A los pocos días Carmen Gloria notó que la orina de José Tomás estaba teñida de sangre y se alarmó cuando comenzó a ver coágulos y a sentir dolor. Lo hospitalizamos inmediatamente, enfrentados a una complicación frecuente después de un trasplante: la cistitis hemorrágica, es decir, una irritación severa de la vejiga urinaria que rompe el revestimiento interno de la misma y sangra de manera difusa. Hasta entonces el culpable era uno de los medicamentos que usamos en el trasplante llamado ciclofosfamida, cuyos productos de desecho irritan la vejiga, pero más tarde se descubrió que estaba asociada a un virus denominado BK que causa este sangrado urinario con coágulos. La uretra de un niño es muy estrecha y los coágulos les duelen mucho al salir. Como el sangramiento es incesante, el dolor es permanente y son pocas las cosas que se pueden hacer para tratarlo.

La vida de José Tomás se convirtió en un calvario mucho peor que la enfermedad de la que se había curado. Ahora lloraba y gritaba de dolor de manera continua. Hicimos todas las maniobras médicas que teníamos a disposición para diluir la orina, usamos sondas vesicales, altas dosis de analgésicos de todo tipo, pero no conseguíamos el resultado que buscábamos. La desesperación de Carmen Gloria sentada día y noche al lado de su hijo adolorido fue en aumento y la frustración inmensa de no encontrar alivio la obligó a salir del hospital e ir a cuidar a sus otros hijos. Para el personal, tratar a un niño con tanto dolor y enfrentar a una madre enrabiada fue tan duro que en algún minuto la dirección del hospital me pidió que lo trasladara a otro centro. Les expliqué que eso era, en realidad, imposible.

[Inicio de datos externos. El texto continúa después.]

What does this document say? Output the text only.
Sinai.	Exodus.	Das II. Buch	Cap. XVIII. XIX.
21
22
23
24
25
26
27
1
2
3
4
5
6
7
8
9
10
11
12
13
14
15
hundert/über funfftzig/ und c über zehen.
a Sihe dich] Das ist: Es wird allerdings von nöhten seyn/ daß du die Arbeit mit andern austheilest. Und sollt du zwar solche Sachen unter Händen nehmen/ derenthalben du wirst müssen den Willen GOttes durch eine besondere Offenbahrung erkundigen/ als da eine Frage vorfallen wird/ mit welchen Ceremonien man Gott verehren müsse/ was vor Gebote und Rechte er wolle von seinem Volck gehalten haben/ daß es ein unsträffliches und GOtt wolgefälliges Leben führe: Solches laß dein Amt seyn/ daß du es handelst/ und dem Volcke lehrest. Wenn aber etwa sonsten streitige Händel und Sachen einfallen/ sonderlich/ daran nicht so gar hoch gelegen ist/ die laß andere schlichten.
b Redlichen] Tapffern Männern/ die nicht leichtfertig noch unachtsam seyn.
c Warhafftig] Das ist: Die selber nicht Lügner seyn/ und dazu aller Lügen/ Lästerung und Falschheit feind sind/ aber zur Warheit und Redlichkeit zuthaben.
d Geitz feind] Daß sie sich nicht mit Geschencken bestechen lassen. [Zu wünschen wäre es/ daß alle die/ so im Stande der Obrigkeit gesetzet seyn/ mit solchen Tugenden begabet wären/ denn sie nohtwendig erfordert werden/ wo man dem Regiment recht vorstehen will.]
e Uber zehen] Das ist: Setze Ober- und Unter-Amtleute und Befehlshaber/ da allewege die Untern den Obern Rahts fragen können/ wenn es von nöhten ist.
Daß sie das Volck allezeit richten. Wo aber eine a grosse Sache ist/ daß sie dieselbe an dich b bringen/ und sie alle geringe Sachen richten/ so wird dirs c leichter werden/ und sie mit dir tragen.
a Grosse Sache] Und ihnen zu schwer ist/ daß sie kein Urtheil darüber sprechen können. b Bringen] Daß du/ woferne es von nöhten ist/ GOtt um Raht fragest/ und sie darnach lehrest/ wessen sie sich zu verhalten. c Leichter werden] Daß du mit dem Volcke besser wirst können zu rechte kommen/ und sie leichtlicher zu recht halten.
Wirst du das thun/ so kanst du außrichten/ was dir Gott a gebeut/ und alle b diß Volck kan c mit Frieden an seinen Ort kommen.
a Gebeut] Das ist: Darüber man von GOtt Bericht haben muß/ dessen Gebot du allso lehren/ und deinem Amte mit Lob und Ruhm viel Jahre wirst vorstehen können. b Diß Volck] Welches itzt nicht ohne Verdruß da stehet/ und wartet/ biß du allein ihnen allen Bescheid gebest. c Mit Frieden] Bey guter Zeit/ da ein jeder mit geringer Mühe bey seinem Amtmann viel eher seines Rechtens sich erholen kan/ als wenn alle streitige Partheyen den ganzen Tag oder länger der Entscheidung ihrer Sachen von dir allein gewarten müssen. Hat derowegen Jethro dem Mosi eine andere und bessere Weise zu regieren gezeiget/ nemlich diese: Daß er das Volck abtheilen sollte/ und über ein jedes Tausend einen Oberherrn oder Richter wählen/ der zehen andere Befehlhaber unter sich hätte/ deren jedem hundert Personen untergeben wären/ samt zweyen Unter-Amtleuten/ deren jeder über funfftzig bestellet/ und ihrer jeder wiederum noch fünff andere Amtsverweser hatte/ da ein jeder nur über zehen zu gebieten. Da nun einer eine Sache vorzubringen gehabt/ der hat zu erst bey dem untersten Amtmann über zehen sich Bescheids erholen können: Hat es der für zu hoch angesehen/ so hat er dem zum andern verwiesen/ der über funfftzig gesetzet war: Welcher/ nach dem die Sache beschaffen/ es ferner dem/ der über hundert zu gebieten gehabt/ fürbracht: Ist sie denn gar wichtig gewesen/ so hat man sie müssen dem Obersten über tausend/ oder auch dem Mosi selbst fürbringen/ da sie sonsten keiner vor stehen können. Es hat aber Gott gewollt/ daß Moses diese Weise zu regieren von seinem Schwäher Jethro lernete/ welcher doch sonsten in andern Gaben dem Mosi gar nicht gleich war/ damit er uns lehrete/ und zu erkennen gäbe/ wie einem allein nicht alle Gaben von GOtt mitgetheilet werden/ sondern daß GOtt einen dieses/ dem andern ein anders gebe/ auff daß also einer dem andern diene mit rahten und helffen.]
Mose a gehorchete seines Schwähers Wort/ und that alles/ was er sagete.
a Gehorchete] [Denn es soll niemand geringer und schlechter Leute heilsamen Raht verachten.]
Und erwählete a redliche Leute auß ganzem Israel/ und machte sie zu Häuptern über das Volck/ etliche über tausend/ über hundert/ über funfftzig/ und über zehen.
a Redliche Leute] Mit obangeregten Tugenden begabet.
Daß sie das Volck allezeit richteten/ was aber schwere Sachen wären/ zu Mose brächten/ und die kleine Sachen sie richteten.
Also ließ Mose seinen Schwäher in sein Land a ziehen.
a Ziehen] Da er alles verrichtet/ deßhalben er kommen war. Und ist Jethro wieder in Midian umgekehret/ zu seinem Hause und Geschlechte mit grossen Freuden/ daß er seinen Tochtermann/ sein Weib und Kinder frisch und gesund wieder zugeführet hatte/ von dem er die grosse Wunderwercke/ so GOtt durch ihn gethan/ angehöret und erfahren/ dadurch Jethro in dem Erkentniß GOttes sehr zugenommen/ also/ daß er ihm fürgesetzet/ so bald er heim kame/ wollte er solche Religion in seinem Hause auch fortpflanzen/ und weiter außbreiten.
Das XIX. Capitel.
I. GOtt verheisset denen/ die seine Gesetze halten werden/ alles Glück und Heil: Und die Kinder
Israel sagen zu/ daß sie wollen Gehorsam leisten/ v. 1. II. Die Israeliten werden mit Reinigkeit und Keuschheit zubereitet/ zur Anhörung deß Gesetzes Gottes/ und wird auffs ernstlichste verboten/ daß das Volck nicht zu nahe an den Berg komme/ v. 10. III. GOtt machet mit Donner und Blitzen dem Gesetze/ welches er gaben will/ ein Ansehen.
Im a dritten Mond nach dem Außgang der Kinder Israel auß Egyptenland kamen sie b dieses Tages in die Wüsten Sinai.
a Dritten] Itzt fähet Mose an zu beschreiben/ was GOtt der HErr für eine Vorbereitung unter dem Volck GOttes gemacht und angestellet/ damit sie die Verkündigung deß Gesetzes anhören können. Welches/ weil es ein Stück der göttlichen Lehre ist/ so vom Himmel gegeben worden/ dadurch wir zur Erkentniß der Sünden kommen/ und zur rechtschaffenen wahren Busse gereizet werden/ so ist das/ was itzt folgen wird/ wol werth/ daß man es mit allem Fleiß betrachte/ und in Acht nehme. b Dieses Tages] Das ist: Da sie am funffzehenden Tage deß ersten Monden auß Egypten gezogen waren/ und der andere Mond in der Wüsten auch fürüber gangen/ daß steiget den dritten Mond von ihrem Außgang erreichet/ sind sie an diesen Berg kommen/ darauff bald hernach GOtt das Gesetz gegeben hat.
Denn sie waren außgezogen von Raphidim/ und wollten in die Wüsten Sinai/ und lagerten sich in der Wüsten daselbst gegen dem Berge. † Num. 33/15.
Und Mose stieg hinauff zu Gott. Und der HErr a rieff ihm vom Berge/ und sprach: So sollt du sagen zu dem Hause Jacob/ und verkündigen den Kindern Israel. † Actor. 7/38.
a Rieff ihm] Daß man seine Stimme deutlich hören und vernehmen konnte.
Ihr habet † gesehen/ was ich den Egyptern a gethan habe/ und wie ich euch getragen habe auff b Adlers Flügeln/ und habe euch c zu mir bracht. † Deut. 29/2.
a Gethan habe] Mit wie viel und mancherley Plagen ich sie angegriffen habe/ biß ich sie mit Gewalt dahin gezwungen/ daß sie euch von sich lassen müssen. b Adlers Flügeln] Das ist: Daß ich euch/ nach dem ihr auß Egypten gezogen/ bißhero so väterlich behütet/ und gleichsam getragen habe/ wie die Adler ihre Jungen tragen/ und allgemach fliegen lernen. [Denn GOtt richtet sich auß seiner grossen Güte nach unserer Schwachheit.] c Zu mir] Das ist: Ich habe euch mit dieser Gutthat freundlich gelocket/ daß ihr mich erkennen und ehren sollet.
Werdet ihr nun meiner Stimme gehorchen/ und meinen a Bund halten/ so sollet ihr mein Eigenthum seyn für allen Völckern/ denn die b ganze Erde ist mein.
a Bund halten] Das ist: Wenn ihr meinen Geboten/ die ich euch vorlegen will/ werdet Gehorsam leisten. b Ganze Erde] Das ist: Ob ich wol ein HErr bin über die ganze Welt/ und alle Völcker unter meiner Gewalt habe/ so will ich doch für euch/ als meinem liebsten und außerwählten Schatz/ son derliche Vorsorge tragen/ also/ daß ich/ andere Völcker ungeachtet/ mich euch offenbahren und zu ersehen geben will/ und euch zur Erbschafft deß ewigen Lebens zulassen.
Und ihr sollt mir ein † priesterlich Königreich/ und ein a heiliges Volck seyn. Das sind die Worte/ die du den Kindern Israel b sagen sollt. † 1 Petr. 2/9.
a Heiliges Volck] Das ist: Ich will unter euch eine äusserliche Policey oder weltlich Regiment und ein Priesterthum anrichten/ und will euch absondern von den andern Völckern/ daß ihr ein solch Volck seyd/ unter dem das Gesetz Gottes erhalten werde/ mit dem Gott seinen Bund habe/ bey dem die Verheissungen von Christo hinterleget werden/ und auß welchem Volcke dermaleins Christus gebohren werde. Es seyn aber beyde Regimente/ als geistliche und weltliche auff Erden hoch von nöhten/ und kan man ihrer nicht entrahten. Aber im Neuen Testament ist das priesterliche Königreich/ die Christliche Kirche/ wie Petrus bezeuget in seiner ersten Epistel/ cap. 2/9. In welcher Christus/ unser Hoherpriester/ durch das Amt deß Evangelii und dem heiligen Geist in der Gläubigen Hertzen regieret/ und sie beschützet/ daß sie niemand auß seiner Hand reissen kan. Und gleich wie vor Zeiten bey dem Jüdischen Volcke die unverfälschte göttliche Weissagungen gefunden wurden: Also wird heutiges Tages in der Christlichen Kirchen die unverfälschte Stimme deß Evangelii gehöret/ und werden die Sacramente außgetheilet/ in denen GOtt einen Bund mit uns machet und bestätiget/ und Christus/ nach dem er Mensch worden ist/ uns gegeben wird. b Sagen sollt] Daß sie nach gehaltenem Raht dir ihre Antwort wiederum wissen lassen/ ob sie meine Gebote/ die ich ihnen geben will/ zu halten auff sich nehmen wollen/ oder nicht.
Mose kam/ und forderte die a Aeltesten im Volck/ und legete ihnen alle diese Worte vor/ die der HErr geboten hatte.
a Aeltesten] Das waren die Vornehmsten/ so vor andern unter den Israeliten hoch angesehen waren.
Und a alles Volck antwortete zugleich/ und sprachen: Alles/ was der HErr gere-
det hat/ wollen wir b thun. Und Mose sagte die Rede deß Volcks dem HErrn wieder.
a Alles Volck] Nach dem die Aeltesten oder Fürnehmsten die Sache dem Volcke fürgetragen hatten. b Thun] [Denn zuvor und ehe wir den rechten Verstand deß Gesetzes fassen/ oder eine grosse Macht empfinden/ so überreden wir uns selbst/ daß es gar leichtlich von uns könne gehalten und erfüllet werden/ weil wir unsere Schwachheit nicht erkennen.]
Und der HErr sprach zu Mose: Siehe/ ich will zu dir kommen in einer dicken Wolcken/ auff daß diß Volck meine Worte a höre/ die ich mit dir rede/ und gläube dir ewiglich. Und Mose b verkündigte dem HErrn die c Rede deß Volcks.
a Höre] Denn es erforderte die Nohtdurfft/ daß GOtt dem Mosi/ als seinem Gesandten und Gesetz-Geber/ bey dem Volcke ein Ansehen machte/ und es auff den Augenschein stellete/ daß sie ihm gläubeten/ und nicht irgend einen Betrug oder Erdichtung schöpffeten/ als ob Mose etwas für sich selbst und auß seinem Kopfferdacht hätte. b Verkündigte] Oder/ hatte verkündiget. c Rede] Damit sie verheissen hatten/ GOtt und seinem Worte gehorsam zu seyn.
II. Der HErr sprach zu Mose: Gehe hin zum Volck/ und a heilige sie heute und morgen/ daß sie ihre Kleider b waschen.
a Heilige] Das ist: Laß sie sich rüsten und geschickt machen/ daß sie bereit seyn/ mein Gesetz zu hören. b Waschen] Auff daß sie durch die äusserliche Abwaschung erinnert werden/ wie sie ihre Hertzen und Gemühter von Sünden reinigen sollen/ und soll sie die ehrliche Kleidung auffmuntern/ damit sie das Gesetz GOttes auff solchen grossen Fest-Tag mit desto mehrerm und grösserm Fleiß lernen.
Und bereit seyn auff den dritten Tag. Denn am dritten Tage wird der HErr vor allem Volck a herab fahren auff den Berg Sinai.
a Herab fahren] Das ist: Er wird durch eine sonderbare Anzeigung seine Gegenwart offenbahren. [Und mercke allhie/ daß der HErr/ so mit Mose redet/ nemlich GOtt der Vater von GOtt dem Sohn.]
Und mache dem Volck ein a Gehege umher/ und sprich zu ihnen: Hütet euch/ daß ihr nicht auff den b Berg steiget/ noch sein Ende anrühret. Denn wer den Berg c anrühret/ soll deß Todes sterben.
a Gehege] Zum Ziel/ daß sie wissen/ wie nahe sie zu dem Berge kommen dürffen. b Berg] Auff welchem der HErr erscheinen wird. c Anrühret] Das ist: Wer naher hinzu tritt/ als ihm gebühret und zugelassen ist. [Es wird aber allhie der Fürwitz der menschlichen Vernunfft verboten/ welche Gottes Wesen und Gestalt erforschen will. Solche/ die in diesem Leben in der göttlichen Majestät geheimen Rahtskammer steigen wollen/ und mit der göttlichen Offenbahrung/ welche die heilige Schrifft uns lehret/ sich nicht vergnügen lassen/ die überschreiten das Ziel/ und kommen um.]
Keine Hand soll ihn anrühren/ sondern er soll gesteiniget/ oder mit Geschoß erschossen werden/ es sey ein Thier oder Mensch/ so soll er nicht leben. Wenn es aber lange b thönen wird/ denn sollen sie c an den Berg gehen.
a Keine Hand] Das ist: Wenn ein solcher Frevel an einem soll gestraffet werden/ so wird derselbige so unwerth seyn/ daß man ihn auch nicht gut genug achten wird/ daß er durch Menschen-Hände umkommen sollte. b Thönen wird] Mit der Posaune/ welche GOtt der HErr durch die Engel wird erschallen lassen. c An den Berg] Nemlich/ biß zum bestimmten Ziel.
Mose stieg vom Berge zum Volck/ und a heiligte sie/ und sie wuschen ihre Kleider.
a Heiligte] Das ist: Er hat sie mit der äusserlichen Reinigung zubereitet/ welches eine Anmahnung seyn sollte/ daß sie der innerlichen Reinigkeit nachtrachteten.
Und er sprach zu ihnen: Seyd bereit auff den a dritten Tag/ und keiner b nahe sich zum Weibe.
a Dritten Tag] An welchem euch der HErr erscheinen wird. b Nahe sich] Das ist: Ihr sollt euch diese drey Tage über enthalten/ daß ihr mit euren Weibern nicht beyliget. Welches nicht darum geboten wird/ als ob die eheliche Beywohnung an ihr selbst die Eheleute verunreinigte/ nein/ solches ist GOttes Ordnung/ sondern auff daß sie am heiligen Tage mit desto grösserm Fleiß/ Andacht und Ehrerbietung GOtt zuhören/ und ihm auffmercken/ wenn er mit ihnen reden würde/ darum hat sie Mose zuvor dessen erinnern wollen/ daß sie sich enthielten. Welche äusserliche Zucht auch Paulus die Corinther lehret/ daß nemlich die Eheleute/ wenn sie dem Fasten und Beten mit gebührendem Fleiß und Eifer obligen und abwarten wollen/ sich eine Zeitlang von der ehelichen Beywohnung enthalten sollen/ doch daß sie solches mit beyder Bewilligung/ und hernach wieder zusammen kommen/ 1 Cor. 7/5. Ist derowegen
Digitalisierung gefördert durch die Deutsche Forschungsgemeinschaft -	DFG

La solución definitiva nos la dio un urólogo. Operó a José Tomás para abrir una incisión en su abdomen y la pared de la vejiga con lo que consiguió exponerla al exterior y así salieran orina, sangre y coágulos. Por fin José Tomas pudo descansar. La presión de todos comenzó a bajar. El padre asumió todo el cuidado mientras la situación se resolvía y después de varias semanas el urólogo pudo cerrar el abdomen para que el niño se fuera de alta.

José Tomas y Milagros son dos niños sanos y tengo sus fotos de viaje en mi colección. Pero las últimas veces que vi a esa mamá tenía una tristeza lejana en los ojos, de alguien que se había roto, de algo que no pudo recomponer. Tiempo después supe que el matrimonio se había separado, algo poco esperable en una familia tan unida y creyente y hasta el día de hoy pienso que esos meses en la clínica produjeron una grieta que no pudieron superar.